Chapter 6 is about complexity lower bounds, and a theme is that high discrepancy implies high complexity, and the link is via the spectrum of the incidence matrix. Problems concerning arithmetic circuits (monotone and non-monotone) and geometric databases are studied. In chapter 7, an optimal convex hull algorithm is designed, making use of many of the tools introduced in earlier chapters. This is followed by a short chapter on linear programming.
Chapter 9 discusses the topic of pseudorandomness. Attention is then turned to communication complexity in chapter 10. The communication complexity of the inner product is first discussed, followed by a development of a communication complexity game to derive lower bounds for searching.
The last chapter is on minimum spanning trees (MST). Low-discrepancy sampling is achieved using an approximate priority queue called a soft heap. This then leads to a deterministic algorithm with n vertices and m nodes, where a is the inverse Ackermann function. This is the only chapter which contains any real code fragments.

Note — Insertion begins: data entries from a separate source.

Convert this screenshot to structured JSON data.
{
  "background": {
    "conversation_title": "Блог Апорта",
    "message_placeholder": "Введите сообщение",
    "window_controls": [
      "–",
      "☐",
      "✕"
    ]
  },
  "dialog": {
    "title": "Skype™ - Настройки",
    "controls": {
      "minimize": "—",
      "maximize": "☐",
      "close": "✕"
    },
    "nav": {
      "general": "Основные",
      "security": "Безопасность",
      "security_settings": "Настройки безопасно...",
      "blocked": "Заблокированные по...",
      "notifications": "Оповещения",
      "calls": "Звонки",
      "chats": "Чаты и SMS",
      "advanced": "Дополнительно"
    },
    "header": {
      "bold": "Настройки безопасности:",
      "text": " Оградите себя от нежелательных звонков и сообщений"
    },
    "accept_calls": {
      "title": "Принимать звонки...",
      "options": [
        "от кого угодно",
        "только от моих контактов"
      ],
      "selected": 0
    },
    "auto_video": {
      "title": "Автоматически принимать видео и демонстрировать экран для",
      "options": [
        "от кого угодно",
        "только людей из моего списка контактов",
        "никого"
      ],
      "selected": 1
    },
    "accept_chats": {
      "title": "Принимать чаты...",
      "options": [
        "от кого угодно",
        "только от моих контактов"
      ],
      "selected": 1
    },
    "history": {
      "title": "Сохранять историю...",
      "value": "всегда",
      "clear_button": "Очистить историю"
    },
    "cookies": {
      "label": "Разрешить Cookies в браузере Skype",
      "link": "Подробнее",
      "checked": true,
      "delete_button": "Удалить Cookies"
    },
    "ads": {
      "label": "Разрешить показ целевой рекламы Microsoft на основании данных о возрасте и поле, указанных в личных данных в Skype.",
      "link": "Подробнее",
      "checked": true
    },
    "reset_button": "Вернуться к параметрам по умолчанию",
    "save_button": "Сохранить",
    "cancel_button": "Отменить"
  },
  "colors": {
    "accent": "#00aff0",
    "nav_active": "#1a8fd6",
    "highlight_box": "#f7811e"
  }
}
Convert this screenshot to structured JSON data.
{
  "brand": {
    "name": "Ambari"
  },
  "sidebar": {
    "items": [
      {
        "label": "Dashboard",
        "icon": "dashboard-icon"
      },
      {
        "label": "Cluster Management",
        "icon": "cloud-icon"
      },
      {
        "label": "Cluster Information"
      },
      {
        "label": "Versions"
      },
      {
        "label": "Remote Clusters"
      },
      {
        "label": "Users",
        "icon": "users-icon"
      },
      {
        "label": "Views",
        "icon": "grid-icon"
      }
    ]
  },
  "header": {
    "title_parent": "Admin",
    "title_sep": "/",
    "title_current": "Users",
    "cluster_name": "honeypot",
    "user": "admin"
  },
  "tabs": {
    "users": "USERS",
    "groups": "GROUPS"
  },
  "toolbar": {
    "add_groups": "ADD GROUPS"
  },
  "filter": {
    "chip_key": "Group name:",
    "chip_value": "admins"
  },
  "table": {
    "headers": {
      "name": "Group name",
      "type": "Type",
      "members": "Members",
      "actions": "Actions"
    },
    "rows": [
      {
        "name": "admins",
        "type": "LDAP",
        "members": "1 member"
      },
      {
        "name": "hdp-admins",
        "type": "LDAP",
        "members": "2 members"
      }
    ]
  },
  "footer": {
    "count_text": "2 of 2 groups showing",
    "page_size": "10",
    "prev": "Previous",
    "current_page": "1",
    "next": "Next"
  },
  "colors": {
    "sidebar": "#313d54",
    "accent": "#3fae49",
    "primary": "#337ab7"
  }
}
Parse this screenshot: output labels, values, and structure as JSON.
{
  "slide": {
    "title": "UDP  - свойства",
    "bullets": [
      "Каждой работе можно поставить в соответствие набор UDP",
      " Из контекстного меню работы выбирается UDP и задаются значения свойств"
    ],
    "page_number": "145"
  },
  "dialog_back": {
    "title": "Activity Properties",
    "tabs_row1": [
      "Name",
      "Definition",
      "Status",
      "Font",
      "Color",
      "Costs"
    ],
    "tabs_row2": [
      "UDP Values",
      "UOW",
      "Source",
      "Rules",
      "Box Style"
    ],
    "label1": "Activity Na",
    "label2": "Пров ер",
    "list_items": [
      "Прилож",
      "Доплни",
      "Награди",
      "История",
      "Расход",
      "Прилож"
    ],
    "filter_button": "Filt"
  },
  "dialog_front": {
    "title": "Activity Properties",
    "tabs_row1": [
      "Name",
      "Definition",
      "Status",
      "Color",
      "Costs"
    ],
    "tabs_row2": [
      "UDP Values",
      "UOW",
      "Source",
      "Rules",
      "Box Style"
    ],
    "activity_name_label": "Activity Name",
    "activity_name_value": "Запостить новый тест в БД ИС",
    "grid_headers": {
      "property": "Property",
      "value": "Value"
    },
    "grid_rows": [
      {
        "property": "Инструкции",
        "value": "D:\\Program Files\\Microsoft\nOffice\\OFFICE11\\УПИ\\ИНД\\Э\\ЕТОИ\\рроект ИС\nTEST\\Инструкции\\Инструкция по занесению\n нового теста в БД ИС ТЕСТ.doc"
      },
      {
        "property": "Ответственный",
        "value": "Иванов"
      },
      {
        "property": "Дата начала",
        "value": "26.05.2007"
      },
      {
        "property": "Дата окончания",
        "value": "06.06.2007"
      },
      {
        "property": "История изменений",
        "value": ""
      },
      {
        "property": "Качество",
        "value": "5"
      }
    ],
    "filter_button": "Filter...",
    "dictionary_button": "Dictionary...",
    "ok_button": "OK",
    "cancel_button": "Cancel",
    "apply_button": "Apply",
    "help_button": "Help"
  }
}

There are three appendices giving further mathematical background on probability theory, harmonic analysis, and convex geometry, which will be useful for computer scientist readers.
The book ends rather abruptly, and I think it would have been advantageous to have a concluding chapter summarizing what has been achieved.
The text is well written, and the author’s enthusiasm is evident. It is aimed at the graduate student or researcher who enjoys theoretical computer science. The chapters are broken up into numerous subsections and diversions, which cover a great variety of mathematical topics, from probability theory and modular functions to elliptic functions. The end of each chapter contains bibliographic notes placing the material in context, which is very useful. This is a unique book, and an important source for anyone who wants to find out about the discrepancy method. It is mathematically rigorous and, as a result, can be quite demanding at times.